SO Im trying my hands at sentiment analysis. I heard at lots of places that NaiveBayes is good enough. So I gathered manually some negative comments (~400 ). Then after cleaning up the comments file I finally came up with these top most frequent words for negative comments :-
negative_comments.most_common(40) #Similarly for positive..
[('never', 79),
('i', 63),
('restaurant', 51),
('it', 48),
('one', 47),
('get', 47),
('time', 43),
('would', 41),
('bad', 39),
('service', 38),
('don', 36),
('us', 36),
('work', 35),
('family', 35),
('day', 35),
('please', 32),
('stove', 32),
('you', 31),
('like', 31),
('got', 28),
('back', 27),
('customer', 27),
('years', 25),
('good', 25),
('people', 24),
('open', 24),
('online', 24),
('days', 23),
('right', 23),
('flea-market', 23),
('we', 21),
('way', 20)]
As you can see theres hardly any negative word in the top most frequent words.

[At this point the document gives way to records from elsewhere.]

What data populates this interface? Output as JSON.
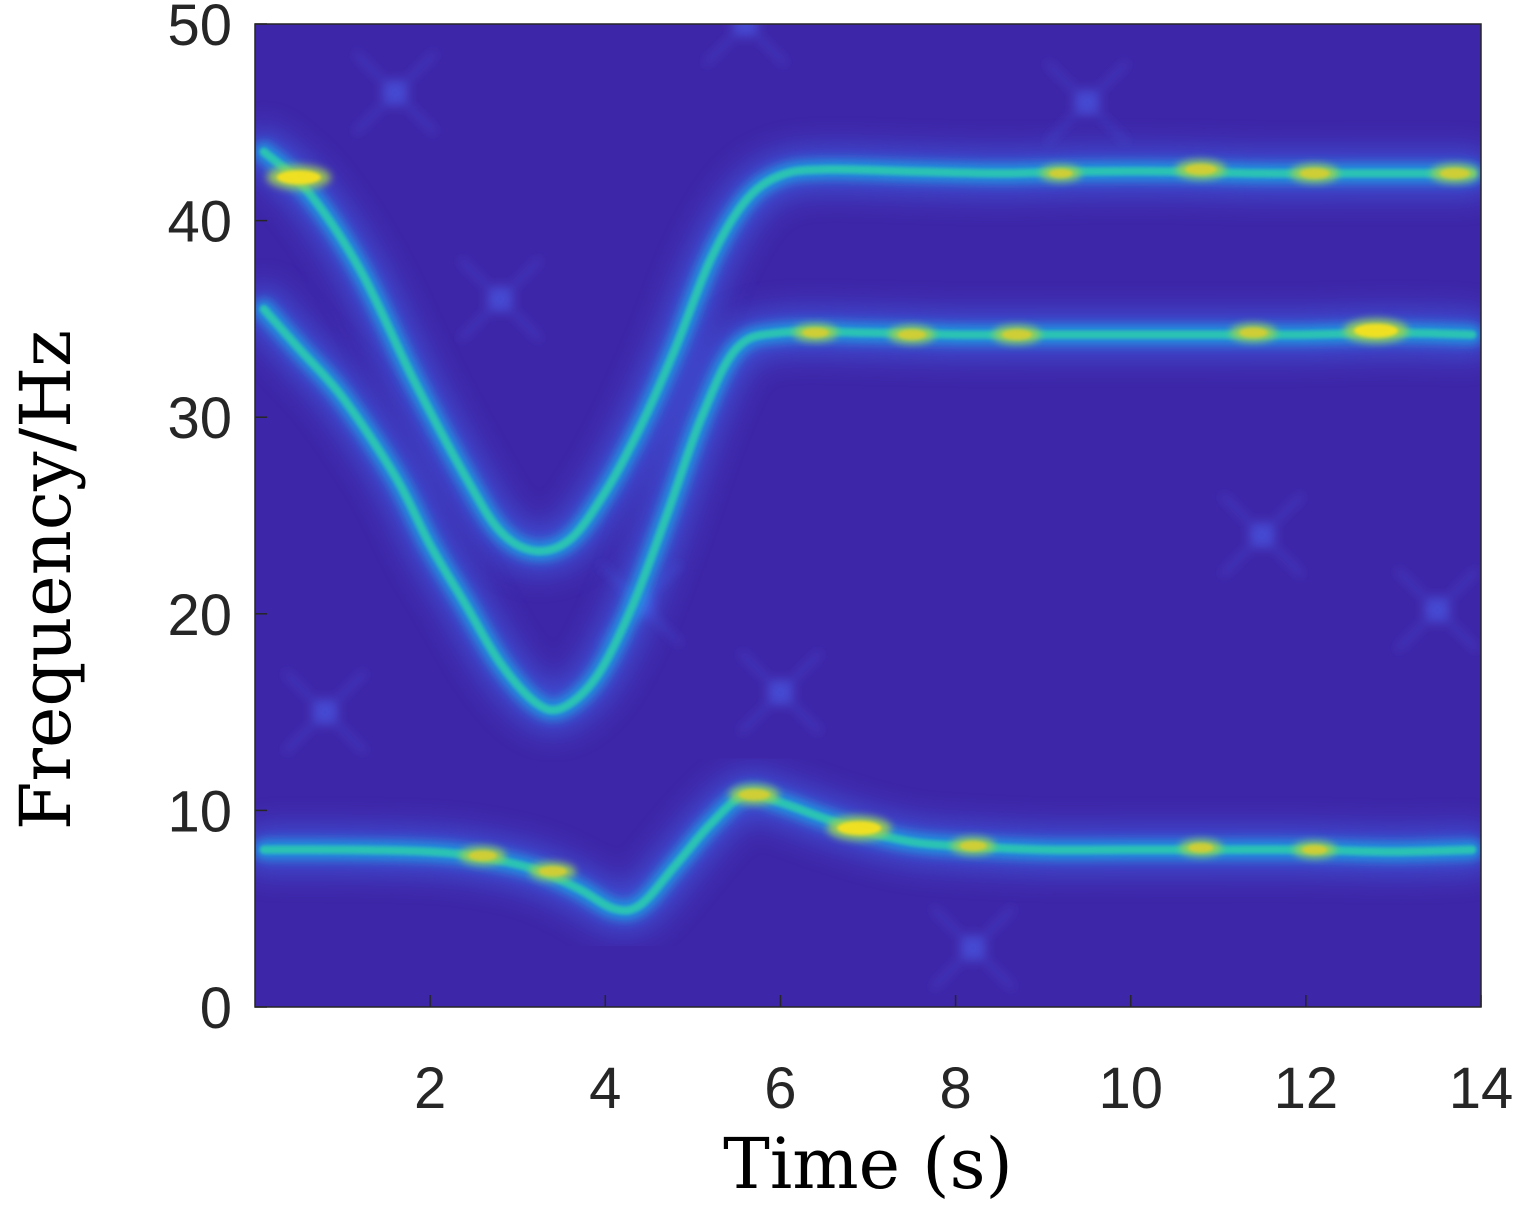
{
  "chart_data": {
    "type": "heatmap",
    "title": "",
    "xlabel": "Time (s)",
    "ylabel": "Frequency/Hz",
    "xlim": [
      0,
      14
    ],
    "ylim": [
      0,
      50
    ],
    "xticks": [
      2,
      4,
      6,
      8,
      10,
      12,
      14
    ],
    "yticks": [
      0,
      10,
      20,
      30,
      40,
      50
    ],
    "colormap": "parula",
    "background_color": "#3E26A8",
    "colorbar": false,
    "grid": false,
    "ridges": [
      {
        "points": [
          [
            0.1,
            43.5
          ],
          [
            0.6,
            41.5
          ],
          [
            1.2,
            37.5
          ],
          [
            1.8,
            32
          ],
          [
            2.4,
            27
          ],
          [
            2.8,
            24.2
          ],
          [
            3.2,
            23.2
          ],
          [
            3.6,
            23.8
          ],
          [
            4.0,
            26.2
          ],
          [
            4.4,
            29.5
          ],
          [
            4.8,
            33.5
          ],
          [
            5.2,
            38
          ],
          [
            5.6,
            41
          ],
          [
            6.0,
            42.3
          ],
          [
            6.5,
            42.6
          ],
          [
            7.5,
            42.5
          ],
          [
            8.5,
            42.4
          ],
          [
            9.5,
            42.5
          ],
          [
            10.5,
            42.5
          ],
          [
            11.5,
            42.4
          ],
          [
            12.5,
            42.4
          ],
          [
            13.5,
            42.4
          ],
          [
            13.9,
            42.4
          ]
        ],
        "hotspots": [
          [
            0.5,
            42.2,
            1.0
          ],
          [
            10.8,
            42.6,
            0.6
          ],
          [
            12.1,
            42.4,
            0.55
          ],
          [
            13.7,
            42.4,
            0.55
          ],
          [
            9.2,
            42.4,
            0.35
          ]
        ]
      },
      {
        "points": [
          [
            0.1,
            35.5
          ],
          [
            0.5,
            33.5
          ],
          [
            1.0,
            31
          ],
          [
            1.6,
            27
          ],
          [
            2.0,
            23.5
          ],
          [
            2.4,
            20.5
          ],
          [
            2.8,
            17.5
          ],
          [
            3.2,
            15.5
          ],
          [
            3.5,
            15.2
          ],
          [
            3.9,
            16.8
          ],
          [
            4.3,
            20.3
          ],
          [
            4.7,
            25
          ],
          [
            5.1,
            30
          ],
          [
            5.5,
            33.5
          ],
          [
            6.0,
            34.3
          ],
          [
            7.0,
            34.3
          ],
          [
            8.0,
            34.2
          ],
          [
            9.0,
            34.2
          ],
          [
            10.0,
            34.2
          ],
          [
            11.0,
            34.2
          ],
          [
            12.0,
            34.2
          ],
          [
            13.0,
            34.3
          ],
          [
            13.9,
            34.2
          ]
        ],
        "hotspots": [
          [
            12.8,
            34.4,
            1.0
          ],
          [
            8.7,
            34.2,
            0.55
          ],
          [
            7.5,
            34.2,
            0.5
          ],
          [
            11.4,
            34.3,
            0.5
          ],
          [
            6.4,
            34.3,
            0.45
          ]
        ]
      },
      {
        "points": [
          [
            0.1,
            8.0
          ],
          [
            1.0,
            8.0
          ],
          [
            2.0,
            7.9
          ],
          [
            2.6,
            7.6
          ],
          [
            3.2,
            7.0
          ],
          [
            3.7,
            6.0
          ],
          [
            4.1,
            5.0
          ],
          [
            4.4,
            5.2
          ],
          [
            4.8,
            7.2
          ],
          [
            5.2,
            9.3
          ],
          [
            5.6,
            10.8
          ],
          [
            6.0,
            10.4
          ],
          [
            6.5,
            9.6
          ],
          [
            7.0,
            8.9
          ],
          [
            7.5,
            8.4
          ],
          [
            8.0,
            8.2
          ],
          [
            9.0,
            8.0
          ],
          [
            10.0,
            8.0
          ],
          [
            11.0,
            8.0
          ],
          [
            12.0,
            8.0
          ],
          [
            13.0,
            7.9
          ],
          [
            13.9,
            8.0
          ]
        ],
        "hotspots": [
          [
            6.9,
            9.1,
            1.0
          ],
          [
            2.6,
            7.7,
            0.5
          ],
          [
            3.4,
            6.9,
            0.5
          ],
          [
            5.7,
            10.8,
            0.6
          ],
          [
            8.2,
            8.2,
            0.45
          ],
          [
            10.8,
            8.1,
            0.4
          ],
          [
            12.1,
            8.0,
            0.4
          ]
        ]
      }
    ],
    "background_speckles": [
      [
        1.6,
        46.5
      ],
      [
        2.8,
        36
      ],
      [
        4.4,
        20.5
      ],
      [
        13.5,
        20.2
      ],
      [
        8.2,
        3.0
      ],
      [
        0.8,
        15
      ],
      [
        6.0,
        16
      ],
      [
        11.5,
        24
      ],
      [
        9.5,
        46
      ],
      [
        5.6,
        50
      ]
    ]
  }
}
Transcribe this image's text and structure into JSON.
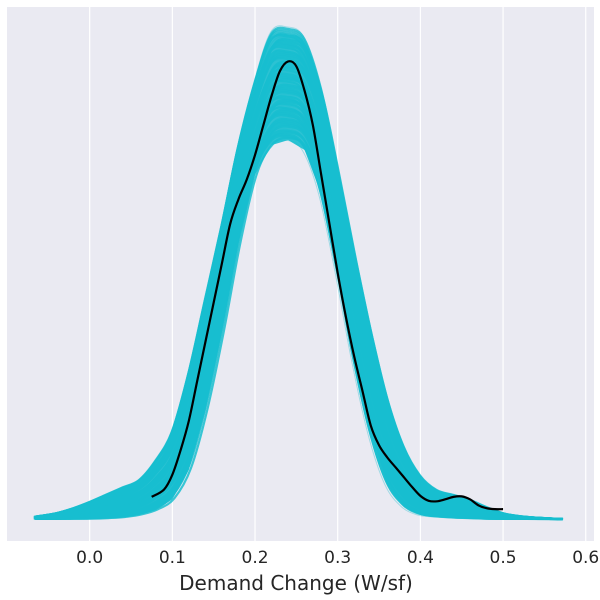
{
  "chart_data": {
    "type": "line",
    "title": "",
    "xlabel": "Demand Change (W/sf)",
    "ylabel": "",
    "xlim": [
      -0.1,
      0.61
    ],
    "ylim": [
      0,
      1.0
    ],
    "x_ticks": [
      0.0,
      0.1,
      0.2,
      0.3,
      0.4,
      0.5,
      0.6
    ],
    "x_tick_labels": [
      "0.0",
      "0.1",
      "0.2",
      "0.3",
      "0.4",
      "0.5",
      "0.6"
    ],
    "grid": true,
    "legend": "none",
    "colors": {
      "background": "#eaeaf2",
      "grid": "#ffffff",
      "ensemble": "#17becf",
      "mean": "#000000",
      "text": "#262626"
    },
    "series": [
      {
        "role": "ensemble",
        "x": [
          -0.065,
          -0.04,
          -0.02,
          0.0,
          0.02,
          0.04,
          0.06,
          0.08,
          0.1,
          0.12,
          0.14,
          0.16,
          0.18,
          0.2,
          0.22,
          0.24,
          0.26,
          0.28,
          0.3,
          0.32,
          0.34,
          0.36,
          0.38,
          0.4,
          0.42,
          0.44,
          0.46,
          0.48,
          0.5,
          0.52,
          0.54,
          0.57
        ],
        "y_upper": [
          0.005,
          0.012,
          0.022,
          0.035,
          0.05,
          0.065,
          0.08,
          0.12,
          0.18,
          0.3,
          0.45,
          0.6,
          0.76,
          0.89,
          0.99,
          1.0,
          0.98,
          0.88,
          0.72,
          0.55,
          0.39,
          0.25,
          0.15,
          0.09,
          0.06,
          0.05,
          0.04,
          0.025,
          0.012,
          0.006,
          0.003,
          0.0
        ],
        "y_lower": [
          0.0,
          0.0,
          0.0,
          0.0,
          0.001,
          0.003,
          0.008,
          0.018,
          0.04,
          0.1,
          0.22,
          0.38,
          0.56,
          0.7,
          0.76,
          0.77,
          0.75,
          0.66,
          0.5,
          0.32,
          0.17,
          0.07,
          0.025,
          0.008,
          0.004,
          0.002,
          0.001,
          0.0,
          0.0,
          0.0,
          0.0,
          0.0
        ]
      },
      {
        "role": "mean",
        "x": [
          0.075,
          0.09,
          0.1,
          0.11,
          0.12,
          0.13,
          0.14,
          0.15,
          0.16,
          0.17,
          0.18,
          0.19,
          0.2,
          0.21,
          0.22,
          0.23,
          0.24,
          0.25,
          0.26,
          0.27,
          0.28,
          0.29,
          0.3,
          0.31,
          0.32,
          0.33,
          0.34,
          0.35,
          0.36,
          0.37,
          0.38,
          0.39,
          0.4,
          0.41,
          0.42,
          0.43,
          0.44,
          0.45,
          0.46,
          0.47,
          0.48,
          0.49,
          0.5
        ],
        "y": [
          0.045,
          0.06,
          0.09,
          0.14,
          0.2,
          0.28,
          0.36,
          0.44,
          0.52,
          0.6,
          0.65,
          0.69,
          0.74,
          0.8,
          0.86,
          0.91,
          0.93,
          0.92,
          0.87,
          0.8,
          0.7,
          0.6,
          0.5,
          0.41,
          0.33,
          0.26,
          0.19,
          0.15,
          0.125,
          0.105,
          0.085,
          0.065,
          0.047,
          0.037,
          0.036,
          0.04,
          0.045,
          0.046,
          0.04,
          0.028,
          0.022,
          0.02,
          0.02
        ]
      }
    ]
  }
}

If I use these most frequent to generate my features using NaiveBayes then I dont see any point in the classifier performing any good. Rather I would simply search for words like :-
"dislike","bad", "awful","hate"..
and expect better result than using NaiveBayes on the most_frequent negative words. Is there any better approach than these method?